Le Grand Meaulnes: toute l’émotion d’un roman retranscrite en bd
Par Julie Cadilhac – bscnews.fr/ En 1913, Henri Alban Fournier écrivait dans une lettre » Je ne demande ni prix, ni argent, mais je voudrais que le Grand Mealnes fût lu ». Ironie du destin, un an plus tard, il était tué en Meuse lors des premiers jours de la Guerre et ne saurait jamais combien de coeurs romantiques ont pu rêver au gré des aventures d’Augustin Meaulnes.

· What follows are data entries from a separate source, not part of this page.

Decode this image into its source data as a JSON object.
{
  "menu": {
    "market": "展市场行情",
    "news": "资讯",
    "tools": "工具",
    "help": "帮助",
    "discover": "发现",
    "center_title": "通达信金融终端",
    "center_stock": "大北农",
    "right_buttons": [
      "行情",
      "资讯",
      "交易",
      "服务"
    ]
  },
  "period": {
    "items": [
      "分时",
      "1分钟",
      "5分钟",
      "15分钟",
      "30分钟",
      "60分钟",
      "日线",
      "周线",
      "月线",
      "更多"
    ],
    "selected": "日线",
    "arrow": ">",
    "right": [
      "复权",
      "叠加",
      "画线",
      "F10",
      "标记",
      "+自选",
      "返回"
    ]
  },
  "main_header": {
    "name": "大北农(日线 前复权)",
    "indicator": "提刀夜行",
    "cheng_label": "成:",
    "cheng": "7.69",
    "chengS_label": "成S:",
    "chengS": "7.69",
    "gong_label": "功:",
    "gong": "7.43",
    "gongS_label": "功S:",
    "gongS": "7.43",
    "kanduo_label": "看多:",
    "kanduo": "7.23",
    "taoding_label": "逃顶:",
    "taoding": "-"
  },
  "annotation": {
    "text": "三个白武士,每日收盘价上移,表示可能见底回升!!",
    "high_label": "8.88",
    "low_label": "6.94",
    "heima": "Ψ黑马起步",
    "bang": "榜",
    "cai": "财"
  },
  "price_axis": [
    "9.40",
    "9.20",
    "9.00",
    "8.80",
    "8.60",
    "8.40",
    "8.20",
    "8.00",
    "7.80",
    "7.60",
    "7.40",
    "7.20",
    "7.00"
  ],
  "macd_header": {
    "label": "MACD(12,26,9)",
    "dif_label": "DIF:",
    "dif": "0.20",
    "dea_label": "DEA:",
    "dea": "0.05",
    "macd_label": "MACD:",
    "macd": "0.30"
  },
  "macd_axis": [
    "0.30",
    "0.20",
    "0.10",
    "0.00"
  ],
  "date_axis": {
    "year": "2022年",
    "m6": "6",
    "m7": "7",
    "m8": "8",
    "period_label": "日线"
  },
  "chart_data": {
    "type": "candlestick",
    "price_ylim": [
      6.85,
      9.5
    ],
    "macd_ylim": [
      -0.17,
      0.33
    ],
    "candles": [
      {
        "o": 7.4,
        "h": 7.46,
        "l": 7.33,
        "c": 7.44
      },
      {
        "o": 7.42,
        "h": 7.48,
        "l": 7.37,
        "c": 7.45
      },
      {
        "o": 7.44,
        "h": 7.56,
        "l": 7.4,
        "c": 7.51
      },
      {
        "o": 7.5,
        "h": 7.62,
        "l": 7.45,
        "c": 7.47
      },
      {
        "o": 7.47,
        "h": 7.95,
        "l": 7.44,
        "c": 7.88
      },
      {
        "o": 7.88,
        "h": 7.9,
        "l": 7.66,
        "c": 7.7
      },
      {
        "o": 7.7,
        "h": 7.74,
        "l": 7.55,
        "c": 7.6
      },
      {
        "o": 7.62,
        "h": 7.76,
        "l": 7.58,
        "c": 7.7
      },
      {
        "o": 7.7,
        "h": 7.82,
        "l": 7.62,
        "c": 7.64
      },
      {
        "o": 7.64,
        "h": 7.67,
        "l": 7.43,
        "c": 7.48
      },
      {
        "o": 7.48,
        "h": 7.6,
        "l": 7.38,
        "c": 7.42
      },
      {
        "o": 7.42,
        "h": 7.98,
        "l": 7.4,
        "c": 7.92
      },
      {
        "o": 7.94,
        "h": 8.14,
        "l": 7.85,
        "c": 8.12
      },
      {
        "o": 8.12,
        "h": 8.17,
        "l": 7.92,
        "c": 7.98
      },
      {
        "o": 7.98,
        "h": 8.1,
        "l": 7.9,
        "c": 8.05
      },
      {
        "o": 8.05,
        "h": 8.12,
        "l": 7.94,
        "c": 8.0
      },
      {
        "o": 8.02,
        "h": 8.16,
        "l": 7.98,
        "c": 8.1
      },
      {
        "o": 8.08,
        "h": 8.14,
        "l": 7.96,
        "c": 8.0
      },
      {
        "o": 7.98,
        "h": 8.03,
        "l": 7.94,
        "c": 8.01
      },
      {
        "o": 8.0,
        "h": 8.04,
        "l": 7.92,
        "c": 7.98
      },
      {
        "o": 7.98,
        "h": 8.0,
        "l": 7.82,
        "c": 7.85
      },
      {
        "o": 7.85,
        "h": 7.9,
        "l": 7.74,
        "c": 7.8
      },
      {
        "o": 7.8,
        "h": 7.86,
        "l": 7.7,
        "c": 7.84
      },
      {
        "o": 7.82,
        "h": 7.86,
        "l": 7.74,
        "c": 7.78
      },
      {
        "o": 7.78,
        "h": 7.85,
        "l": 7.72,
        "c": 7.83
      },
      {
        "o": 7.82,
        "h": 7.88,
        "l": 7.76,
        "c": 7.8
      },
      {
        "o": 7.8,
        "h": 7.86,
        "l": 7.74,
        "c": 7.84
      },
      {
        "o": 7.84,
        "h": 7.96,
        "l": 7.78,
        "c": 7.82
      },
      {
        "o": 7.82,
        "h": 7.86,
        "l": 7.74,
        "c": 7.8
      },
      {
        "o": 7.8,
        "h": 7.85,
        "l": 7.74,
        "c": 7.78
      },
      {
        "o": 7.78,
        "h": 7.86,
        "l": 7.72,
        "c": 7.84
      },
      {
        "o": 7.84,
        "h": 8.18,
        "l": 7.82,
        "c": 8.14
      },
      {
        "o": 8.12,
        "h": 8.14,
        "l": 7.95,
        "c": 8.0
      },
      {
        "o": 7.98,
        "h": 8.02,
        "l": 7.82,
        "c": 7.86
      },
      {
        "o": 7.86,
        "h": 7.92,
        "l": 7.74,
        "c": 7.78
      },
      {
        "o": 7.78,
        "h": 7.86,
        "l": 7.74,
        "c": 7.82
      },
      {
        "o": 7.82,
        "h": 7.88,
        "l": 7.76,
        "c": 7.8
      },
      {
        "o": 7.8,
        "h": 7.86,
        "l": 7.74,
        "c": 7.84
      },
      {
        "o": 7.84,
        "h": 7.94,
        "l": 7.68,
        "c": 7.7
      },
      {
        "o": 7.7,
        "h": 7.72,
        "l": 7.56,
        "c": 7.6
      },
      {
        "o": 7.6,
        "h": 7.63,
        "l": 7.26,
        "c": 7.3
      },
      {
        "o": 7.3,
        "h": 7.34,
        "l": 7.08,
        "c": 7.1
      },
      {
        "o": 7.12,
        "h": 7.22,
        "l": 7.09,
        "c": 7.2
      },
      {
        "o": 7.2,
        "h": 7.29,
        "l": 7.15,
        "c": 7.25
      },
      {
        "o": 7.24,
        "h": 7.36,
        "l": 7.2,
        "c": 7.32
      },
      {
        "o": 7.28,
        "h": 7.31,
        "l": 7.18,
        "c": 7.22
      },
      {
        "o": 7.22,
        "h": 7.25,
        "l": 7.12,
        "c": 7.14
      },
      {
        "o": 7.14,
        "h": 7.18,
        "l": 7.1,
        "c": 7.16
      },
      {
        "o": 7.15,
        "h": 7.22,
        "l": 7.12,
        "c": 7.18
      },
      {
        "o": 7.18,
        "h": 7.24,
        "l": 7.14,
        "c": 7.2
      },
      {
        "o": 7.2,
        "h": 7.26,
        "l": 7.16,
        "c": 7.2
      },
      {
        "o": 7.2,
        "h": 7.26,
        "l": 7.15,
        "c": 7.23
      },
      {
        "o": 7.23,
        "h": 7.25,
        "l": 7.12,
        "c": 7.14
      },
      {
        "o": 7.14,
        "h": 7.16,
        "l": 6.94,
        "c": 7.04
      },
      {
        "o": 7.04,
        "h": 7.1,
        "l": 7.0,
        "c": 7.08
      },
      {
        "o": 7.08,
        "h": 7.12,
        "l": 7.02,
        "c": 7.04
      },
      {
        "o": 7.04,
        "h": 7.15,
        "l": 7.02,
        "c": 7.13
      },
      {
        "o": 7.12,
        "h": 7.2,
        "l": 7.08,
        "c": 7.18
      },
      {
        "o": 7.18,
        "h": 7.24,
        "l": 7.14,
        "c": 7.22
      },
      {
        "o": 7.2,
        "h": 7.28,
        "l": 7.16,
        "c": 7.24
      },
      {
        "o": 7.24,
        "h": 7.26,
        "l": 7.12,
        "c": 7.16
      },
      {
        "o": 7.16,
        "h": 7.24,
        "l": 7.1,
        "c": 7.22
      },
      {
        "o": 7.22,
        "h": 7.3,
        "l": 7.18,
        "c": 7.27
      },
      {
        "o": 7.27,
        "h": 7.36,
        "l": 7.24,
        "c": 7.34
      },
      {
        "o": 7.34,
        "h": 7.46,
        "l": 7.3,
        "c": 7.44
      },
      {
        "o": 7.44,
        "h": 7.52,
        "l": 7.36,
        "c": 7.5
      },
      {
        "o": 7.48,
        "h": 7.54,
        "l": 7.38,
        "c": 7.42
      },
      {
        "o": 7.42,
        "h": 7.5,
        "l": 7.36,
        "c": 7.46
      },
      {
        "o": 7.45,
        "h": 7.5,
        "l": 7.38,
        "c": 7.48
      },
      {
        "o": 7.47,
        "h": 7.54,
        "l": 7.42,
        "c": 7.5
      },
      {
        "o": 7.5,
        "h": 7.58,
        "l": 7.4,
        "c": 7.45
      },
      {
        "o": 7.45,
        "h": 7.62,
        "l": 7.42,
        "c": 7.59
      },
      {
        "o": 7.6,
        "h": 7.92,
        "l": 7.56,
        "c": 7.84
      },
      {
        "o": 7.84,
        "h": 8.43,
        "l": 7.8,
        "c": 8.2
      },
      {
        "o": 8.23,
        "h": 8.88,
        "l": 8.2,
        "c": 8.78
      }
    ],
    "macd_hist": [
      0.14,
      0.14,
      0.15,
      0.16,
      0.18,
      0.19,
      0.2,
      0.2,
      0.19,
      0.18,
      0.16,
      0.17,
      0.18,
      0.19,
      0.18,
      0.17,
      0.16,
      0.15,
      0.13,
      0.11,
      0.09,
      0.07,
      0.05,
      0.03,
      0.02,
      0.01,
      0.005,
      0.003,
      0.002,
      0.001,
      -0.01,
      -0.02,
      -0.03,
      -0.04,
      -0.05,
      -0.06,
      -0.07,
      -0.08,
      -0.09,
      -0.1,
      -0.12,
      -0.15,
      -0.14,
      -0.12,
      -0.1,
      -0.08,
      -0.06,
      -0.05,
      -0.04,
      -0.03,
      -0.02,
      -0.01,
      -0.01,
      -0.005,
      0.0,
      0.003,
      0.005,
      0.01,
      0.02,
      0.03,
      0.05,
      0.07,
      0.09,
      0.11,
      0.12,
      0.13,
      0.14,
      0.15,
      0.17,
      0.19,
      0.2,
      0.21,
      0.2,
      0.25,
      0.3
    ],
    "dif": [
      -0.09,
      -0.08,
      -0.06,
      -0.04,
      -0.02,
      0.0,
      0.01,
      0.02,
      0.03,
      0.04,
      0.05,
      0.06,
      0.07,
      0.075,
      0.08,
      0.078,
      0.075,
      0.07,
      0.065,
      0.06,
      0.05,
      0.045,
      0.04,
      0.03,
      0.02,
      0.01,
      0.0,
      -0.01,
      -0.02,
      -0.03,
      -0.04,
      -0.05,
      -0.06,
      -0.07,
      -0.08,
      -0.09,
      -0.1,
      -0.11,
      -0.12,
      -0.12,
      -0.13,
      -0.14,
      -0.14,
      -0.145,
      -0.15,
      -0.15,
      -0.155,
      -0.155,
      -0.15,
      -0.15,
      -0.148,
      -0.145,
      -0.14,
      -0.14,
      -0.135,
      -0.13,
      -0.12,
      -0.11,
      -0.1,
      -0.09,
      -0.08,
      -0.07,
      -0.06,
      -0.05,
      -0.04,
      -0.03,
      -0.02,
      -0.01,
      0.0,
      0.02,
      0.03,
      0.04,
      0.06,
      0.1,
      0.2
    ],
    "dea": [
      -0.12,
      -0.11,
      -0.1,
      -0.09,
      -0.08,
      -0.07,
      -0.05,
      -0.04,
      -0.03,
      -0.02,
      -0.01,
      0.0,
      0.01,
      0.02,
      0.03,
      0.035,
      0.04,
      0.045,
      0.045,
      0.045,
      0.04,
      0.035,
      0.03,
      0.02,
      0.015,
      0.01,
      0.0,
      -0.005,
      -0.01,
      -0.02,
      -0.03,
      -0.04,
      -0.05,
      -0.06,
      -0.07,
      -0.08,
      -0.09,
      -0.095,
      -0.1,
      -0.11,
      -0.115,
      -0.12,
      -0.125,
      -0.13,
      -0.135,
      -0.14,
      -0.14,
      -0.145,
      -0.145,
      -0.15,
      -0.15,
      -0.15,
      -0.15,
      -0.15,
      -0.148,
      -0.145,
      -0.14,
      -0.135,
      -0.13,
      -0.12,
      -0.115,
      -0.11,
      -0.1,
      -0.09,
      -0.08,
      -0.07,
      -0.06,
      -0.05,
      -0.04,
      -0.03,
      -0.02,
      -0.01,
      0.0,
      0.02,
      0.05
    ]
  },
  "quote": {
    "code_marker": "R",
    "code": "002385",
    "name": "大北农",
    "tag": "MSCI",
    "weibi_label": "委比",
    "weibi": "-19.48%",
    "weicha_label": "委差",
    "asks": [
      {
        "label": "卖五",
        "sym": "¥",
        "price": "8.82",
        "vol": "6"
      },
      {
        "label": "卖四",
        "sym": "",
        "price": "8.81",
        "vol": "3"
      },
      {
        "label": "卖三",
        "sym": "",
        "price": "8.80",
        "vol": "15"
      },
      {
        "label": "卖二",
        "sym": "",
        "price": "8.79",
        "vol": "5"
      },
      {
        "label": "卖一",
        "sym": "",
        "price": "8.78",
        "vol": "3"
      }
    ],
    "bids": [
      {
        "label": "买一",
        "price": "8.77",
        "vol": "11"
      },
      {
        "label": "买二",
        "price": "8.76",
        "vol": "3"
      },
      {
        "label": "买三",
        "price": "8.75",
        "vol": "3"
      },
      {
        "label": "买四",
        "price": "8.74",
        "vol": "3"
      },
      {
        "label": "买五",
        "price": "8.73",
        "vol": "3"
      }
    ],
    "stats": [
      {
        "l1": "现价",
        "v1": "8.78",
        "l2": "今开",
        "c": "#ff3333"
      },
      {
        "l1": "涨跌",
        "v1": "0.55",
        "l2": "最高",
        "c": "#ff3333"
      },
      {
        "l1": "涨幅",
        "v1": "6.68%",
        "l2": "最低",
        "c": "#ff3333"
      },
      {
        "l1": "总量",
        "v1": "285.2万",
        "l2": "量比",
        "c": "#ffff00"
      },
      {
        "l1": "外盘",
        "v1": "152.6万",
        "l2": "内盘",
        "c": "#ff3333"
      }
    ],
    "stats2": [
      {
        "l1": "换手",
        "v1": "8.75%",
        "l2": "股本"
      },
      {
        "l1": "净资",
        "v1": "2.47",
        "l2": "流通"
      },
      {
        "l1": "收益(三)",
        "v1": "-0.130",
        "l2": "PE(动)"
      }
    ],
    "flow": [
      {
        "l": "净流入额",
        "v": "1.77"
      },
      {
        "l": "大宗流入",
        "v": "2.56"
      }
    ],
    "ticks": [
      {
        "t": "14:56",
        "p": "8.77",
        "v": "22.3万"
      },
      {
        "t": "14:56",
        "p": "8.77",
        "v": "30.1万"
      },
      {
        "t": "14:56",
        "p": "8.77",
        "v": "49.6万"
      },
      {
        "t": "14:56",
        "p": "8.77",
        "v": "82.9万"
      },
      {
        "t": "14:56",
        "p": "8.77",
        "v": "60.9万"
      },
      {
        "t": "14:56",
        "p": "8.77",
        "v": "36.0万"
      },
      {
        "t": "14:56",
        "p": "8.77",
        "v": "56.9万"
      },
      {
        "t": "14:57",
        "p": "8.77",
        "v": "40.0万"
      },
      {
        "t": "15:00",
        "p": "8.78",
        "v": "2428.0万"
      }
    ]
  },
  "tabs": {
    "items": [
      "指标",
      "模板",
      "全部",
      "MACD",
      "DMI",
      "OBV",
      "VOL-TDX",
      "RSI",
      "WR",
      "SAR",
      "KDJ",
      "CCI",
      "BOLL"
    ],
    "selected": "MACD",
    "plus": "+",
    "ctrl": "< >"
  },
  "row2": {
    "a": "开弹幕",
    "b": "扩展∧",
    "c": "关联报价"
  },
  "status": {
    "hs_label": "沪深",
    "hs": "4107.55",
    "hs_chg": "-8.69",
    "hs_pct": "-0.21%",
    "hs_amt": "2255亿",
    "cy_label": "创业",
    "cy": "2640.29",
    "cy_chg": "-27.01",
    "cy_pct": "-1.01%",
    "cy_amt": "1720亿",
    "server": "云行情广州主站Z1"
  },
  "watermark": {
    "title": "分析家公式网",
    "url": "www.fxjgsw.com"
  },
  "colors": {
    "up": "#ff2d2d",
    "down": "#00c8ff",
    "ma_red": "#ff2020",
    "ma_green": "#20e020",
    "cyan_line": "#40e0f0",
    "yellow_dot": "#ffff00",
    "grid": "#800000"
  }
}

Il est possible que certains puristes crient au scandale parce que l’on aura oser traduire en bande dessinée ce roman classique qui, dans les années 2000, représentait déjà plus de cinq millions d’exemplaires vendus dans l’édition de poche française. Oui, peut-être que certains nieront qu’il soit possible de rendre en bd toute la saveur de ce récit d’apprentissage dont le héros éponyme fascine tant il est insaisissable or… ils auront tort: Bernard Capo a su retranscrire toute l’émotion de cette histoire grâce aux ressources épatantes du neuvième art. Le langage des planches réussit à traduire avec justesse la virtuosité des mots. Le scénario a su extraire la substantifique moelle du récit et le pinceau rester fidèle à l’atmosphère et les émotions vagissantes du texte d’Alain Fournier. On revit les passions exacerbées de l’adolescence et la naïveté de ses souvenirs, on s’enthousiasme du caractère fantasque de Franz et d’Augustin et on entre dans la farandole du carnaval des noces avec le pas léger de l’oiseau, on attend chaque lettre d’Augustin autant qu’on désespère à Paris sur un banc au vent mauvais, on vibre sous le regard azur d’Yvonne de Galais, on tremble dans ses transports craintifs , on ressent de la pitié et on l’aime comme François Seurel, d’une amitié pure et taiseuse, cette jeune femme merveilleuse qui sait qu’elle ne pourra satisfaire la nature passionnée et fantasque d’Augustin. Bernard Capo nous passionne à nouveau pour cette histoire qui raconte, entre autres, la force de l’amitié, la puissance de l’imagination et la difficulté de grandir et d’accepter de voir la vie adulte sous des couleurs plus raisonnables que celle du bal costumé d’une nuit de fiançailles. Oui, dans cet album, Le Grand Meaulnes continue d’exercer sa puissance attractive étonnante, paradis des amateurs de l’école buissonnière, des enfants rebelles et fugueurs, refuge littéraire de tous ceux qui ont le goût de se perdre dans la nature et espèrent secrètement y rencontrer quelque trésor…la nature verdoyante et forestière inonde les vignettes diffusant partout un parfum de poésie et de nostalgie délicieux. Au hameau des Sablonnières, au village de Sainte-Agathe, Bernard Capo donne à voir une région berrichonne au parfum nostalgique, une époque lointaine où les bohémiens volaient les poules mais égayaient les soirées du village de cabrioles, où les pavés claquaient sous le trot des sabots, où les nouvelles n’avaient que plus de prix parce qu’on les attendait….
Titre: Le Grand Meaulnes
D’après l’oeuvre d’Henri Fournier
Auteur: Bernard Capo
Editions: Casterman
Prix: 16 euros.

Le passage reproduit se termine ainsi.